Japan Geoscience Union Meeting 2015

Presentation information


Symbol S (Solid Earth Sciences) » S-CG Complex & General

[S-CG64] Ocean Floor Geoscience

Wed. May 27, 2015 6:15 PM - 7:30 PM Convention Hall (2F)

Convener:*Kyoko Okino(Ocean Research Institute, University of Tokyo), Keiichi Tadokoro(Research Center for Seismology, Volcanology and Earthquake and Volcano Research Center, Nagoya University), Osamu Ishizuka(Geological Survey of Japan, AIST), Tomohiro Toki(Faculty of Science, University of the Ryukyus), Narumi Takahashi(Research and Development Center for Earthquake and Tsunami, Japan Agency for Marine-Earth Science and Technology)

6:15 PM - 7:30 PM

[SCG64-P11] Earthquake induced deposits during the 2004 off Kii Peninsula earthquakes at a terminal basin

*Juichiro ASHI1, Akiko OMURA1, Natsumi OKUTSU1, Asuka YAMAGUCHI1, Tomohisa IRINO2, Masafumi MURAYAMA3, Ken IKEHARA4, Yasuyuki NAKAMURA5 (1.The University of Tokyo, 2.Hokkaido University, 3.Kochi University, 4.AIST, 5.JAMSTEC)

Keywords:turbidite, turbidity current, sedimentary basin, accretionary prism, submarine landslide

Submarine paleoseismology has been advanced mainly by investigation of distribution and age of seismogenic turbidite deposits.
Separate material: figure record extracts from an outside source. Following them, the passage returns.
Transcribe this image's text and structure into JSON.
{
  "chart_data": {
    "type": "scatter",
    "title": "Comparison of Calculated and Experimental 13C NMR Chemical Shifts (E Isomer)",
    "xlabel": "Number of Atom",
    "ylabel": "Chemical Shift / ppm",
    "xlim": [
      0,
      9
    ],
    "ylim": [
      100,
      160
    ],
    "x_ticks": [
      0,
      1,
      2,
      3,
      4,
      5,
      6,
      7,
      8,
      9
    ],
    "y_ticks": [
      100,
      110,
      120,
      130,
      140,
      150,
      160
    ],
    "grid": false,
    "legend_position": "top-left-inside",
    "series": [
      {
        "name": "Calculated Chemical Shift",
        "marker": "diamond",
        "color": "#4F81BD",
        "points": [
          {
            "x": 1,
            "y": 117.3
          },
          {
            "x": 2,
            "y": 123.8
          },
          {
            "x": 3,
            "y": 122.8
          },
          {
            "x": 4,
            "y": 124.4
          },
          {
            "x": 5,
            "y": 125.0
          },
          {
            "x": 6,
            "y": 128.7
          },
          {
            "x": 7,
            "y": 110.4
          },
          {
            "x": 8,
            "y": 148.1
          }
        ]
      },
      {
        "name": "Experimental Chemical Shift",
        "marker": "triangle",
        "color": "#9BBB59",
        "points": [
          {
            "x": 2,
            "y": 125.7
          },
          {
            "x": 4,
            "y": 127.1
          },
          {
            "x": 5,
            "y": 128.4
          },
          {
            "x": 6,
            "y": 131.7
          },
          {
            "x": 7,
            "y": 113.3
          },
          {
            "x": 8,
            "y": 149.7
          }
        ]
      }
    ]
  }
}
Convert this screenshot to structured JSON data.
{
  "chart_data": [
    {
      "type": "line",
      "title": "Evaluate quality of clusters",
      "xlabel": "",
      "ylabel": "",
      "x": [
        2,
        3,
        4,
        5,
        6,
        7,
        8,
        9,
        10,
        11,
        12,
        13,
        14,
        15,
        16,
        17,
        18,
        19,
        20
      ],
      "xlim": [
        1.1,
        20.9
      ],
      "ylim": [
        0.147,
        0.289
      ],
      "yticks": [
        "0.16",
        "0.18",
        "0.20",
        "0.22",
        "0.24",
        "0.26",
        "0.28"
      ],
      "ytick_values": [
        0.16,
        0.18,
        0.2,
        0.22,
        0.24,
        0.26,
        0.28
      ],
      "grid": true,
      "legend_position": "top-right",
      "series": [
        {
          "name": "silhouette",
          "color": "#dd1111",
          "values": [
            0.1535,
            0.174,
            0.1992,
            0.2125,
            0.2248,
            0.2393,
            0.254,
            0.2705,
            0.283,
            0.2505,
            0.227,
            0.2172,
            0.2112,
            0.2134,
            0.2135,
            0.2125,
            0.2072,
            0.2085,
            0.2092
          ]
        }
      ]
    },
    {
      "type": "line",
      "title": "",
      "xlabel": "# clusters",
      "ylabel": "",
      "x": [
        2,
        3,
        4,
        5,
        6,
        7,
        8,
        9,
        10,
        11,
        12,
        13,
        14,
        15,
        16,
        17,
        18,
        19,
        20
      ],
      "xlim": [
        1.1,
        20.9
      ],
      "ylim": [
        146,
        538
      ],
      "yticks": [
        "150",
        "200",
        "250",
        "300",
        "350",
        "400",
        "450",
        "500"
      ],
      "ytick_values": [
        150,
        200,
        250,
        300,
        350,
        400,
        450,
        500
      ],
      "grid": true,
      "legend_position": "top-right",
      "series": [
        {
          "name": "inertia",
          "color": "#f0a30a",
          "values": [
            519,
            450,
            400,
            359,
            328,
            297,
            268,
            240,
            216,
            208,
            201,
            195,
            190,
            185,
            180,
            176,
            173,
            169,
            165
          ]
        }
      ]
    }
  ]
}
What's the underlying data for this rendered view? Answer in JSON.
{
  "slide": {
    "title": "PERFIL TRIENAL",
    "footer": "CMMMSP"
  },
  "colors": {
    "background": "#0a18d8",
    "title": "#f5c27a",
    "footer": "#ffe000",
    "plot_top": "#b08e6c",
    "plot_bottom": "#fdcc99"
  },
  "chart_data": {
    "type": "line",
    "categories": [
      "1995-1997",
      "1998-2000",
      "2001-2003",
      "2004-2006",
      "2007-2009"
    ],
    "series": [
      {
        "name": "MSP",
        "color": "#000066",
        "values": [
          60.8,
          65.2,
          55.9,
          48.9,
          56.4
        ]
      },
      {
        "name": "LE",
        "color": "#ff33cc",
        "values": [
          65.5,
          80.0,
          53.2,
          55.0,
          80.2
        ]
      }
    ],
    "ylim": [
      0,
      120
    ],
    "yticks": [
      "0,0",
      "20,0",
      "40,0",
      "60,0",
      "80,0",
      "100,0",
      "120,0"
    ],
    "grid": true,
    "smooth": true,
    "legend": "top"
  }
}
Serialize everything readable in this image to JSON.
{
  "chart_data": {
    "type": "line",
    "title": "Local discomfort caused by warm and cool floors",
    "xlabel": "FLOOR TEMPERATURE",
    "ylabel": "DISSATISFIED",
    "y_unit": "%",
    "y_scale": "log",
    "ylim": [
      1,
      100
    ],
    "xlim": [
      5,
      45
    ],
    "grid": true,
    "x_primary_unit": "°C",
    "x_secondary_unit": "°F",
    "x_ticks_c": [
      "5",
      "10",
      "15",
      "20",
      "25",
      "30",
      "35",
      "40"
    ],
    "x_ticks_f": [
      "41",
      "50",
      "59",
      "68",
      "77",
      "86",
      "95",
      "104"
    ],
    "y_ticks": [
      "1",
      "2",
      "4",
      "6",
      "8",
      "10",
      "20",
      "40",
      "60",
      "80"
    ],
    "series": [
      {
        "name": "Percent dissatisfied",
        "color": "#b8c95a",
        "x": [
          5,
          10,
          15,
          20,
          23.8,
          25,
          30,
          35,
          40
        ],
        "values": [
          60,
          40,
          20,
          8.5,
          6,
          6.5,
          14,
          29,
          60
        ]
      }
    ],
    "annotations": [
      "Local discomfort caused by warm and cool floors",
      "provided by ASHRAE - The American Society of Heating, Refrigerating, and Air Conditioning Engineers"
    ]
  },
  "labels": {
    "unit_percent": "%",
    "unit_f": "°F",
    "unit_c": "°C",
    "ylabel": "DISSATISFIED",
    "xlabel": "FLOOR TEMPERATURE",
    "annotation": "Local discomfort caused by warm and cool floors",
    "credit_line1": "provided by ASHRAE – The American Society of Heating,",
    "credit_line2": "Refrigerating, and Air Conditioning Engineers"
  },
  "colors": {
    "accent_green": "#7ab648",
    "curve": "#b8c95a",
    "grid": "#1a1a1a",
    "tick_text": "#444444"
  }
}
However, we have to pay attention to the following issues for the usage of this method. 1) Turbidity currents are also triggered by flood, wave, rapid sedimentation and so on. 2) It is hard to determine a seismic source region by investigation of turbidites originated from more than one sediment-provenance. 3) Tuibidity current does not provide sedimentary record or remove the former sequence in some cases. In order to avoid these problems, a terminal basin with a limited small provenance area and without direct river input is an appropriate target. The term "a terminal basin" is a sedimentary depression surrounded by topographic heights that capture all sediments supplied from outside.
The sedimentary basin located between the Kumano forarc basin and the outerarc high corresponds to a terminal basin 250 meter deeper than the surroundings. The core sample collected by R/V Shinsei-maru KS-14-08 from this basin includes thin very fine-grained sand at 17 cm below seafloor and mud with silty clay laminae above it. The surface 17 cm thick mud layer is interpreted to be younger than 1950 because Cesium-137 measurements show constant high value above 17 cm and lower value than detection limit below it. Moreover, excess Pb-210 values show constant high above 17 cm and rapid decrease downward below it. This indicates a sedimentation event for a short period of time. Because the sampling site is isolated from river flood sedimentation area, earthquake shaking is the most plausible trigger of sediment gravity flow. The 2004 off the Kii peninsula earthquakes is a potential candidate within the historical earthquakes in this area after 1950.
Sidescan sonar WADATSUMI survey was conducted in this area in December 2004 just after the Kii peninsula earthquakes. The sidescan sonar image at the terminal basin shows extremely low backscattering intensity suggesting surface veneer of very high water content mud derived from earthquake triggered turbidity flow.